Expand and simplify to find the equation in standard form, then apply the quadratic formula to obtain the roots: $x = \frac{5 \pm i \sqrt{7}}{16}$.

#### Explanation:

The quadratic formula can be used with quadratic equations in standard form, $y = a {x}^{2} + b x + c$.

First expand and simplify the given equation to rearrange it into standard form.

$y = x \left(x - 1\right) - {\left(3 x - 1\right)}^{2}$
$y = {x}^{2} - x - \left(9 {x}^{2} - 6 x + 1\right)$
$y = {x}^{2} - x - 9 {x}^{2} + 6 x - 1$
$y = - 8 {x}^{2} + 5 x - 1$

This equation is now in standard form, where $a = - 8$, $b = 5$, and $c = - 1$.

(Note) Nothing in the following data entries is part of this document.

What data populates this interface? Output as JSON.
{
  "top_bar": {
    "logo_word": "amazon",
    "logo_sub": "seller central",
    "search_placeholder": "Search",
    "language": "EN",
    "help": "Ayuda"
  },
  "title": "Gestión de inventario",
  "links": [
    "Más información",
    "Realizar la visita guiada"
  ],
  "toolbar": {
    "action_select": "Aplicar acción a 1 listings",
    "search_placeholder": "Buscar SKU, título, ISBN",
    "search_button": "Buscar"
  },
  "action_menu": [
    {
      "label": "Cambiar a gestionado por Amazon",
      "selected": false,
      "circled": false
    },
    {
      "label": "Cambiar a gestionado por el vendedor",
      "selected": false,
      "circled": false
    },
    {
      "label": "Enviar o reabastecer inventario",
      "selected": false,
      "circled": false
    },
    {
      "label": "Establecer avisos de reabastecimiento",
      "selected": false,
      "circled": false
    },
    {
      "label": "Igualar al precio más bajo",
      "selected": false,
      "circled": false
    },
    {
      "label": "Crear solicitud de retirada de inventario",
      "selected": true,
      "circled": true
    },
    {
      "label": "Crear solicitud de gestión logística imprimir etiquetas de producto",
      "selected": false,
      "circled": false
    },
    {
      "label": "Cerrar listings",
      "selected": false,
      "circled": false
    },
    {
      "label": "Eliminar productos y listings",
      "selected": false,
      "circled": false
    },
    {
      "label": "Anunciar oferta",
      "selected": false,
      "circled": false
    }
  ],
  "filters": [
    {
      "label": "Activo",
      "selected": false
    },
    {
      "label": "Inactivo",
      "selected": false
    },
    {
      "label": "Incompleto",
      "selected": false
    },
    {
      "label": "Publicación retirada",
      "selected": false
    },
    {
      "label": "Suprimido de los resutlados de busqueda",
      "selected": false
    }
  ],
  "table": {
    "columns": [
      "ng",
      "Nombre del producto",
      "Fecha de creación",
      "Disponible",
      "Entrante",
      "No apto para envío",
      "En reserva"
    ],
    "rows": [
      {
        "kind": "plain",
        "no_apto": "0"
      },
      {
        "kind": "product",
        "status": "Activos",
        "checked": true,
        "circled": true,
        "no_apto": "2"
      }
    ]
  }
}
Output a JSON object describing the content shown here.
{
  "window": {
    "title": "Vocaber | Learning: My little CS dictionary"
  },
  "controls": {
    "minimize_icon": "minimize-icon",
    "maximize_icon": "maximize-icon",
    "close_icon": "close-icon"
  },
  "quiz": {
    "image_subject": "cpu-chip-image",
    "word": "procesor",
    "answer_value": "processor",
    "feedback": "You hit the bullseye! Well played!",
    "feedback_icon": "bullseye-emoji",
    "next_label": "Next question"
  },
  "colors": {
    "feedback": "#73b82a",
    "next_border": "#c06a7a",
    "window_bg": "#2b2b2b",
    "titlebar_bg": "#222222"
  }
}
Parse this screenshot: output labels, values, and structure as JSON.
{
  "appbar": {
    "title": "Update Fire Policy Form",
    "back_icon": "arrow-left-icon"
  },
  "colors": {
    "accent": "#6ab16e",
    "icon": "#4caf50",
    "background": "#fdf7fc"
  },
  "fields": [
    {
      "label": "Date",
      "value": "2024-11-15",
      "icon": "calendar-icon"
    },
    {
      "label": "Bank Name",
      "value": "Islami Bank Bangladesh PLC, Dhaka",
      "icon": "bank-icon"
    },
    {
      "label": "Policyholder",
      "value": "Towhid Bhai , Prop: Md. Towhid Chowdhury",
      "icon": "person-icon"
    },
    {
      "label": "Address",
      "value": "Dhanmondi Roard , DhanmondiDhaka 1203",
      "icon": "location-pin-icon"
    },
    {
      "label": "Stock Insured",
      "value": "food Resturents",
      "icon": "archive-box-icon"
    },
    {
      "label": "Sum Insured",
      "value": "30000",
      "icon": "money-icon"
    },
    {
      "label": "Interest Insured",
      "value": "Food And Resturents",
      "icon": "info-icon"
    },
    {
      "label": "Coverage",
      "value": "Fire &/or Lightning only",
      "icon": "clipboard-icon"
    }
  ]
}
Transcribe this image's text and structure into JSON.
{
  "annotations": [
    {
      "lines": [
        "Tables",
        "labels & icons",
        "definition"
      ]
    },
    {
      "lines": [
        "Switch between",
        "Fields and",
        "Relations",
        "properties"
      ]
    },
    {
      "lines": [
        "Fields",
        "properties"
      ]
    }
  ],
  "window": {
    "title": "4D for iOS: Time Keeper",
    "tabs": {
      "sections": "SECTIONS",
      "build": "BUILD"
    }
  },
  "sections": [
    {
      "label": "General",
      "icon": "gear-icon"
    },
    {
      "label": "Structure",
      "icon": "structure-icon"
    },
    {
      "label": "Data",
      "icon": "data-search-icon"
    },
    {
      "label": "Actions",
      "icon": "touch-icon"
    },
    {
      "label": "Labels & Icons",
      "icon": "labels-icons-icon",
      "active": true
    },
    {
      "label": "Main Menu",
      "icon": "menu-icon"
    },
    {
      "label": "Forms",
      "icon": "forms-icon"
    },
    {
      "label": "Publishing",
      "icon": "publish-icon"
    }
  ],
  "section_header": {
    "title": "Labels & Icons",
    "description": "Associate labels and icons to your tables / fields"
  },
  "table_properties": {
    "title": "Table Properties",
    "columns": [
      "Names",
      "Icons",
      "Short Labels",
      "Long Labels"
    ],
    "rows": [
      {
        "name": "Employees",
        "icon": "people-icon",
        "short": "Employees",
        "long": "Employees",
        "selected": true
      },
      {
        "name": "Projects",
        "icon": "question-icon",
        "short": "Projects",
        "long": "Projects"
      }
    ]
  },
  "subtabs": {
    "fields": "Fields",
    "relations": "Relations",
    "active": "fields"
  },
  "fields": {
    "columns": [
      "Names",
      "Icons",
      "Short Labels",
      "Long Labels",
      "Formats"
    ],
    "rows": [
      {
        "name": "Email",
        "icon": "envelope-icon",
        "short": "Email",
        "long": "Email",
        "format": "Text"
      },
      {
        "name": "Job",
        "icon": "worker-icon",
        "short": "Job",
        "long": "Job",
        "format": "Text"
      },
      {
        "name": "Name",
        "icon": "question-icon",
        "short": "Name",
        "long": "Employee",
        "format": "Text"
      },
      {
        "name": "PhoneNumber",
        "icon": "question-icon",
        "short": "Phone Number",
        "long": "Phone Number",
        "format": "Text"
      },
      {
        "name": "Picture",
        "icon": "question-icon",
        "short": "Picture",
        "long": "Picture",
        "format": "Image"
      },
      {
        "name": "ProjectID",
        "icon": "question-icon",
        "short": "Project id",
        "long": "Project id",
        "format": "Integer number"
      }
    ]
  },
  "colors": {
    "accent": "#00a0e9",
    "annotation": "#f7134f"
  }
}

To solve for the roots of the equation, set $y = 0$:
$0 = - 8 {x}^{2} + 5 x - 1$,

$x = \frac{- b \pm \sqrt{{b}^{2} - 4 a c}}{2 a}$
$x = \frac{- \left(5\right) \pm \sqrt{{\left(5\right)}^{2} - 4 \left(- 8\right) \left(- 1\right)}}{2 \left(- 8\right)}$
$x = \frac{- 5 \pm \sqrt{- 7}}{-} 16$
$x = \frac{5 \pm \sqrt{- 7}}{16}$
$x = \frac{5 \pm \sqrt{- 1} \sqrt{7}}{16}$
$x = \frac{5 \pm i \sqrt{7}}{16}$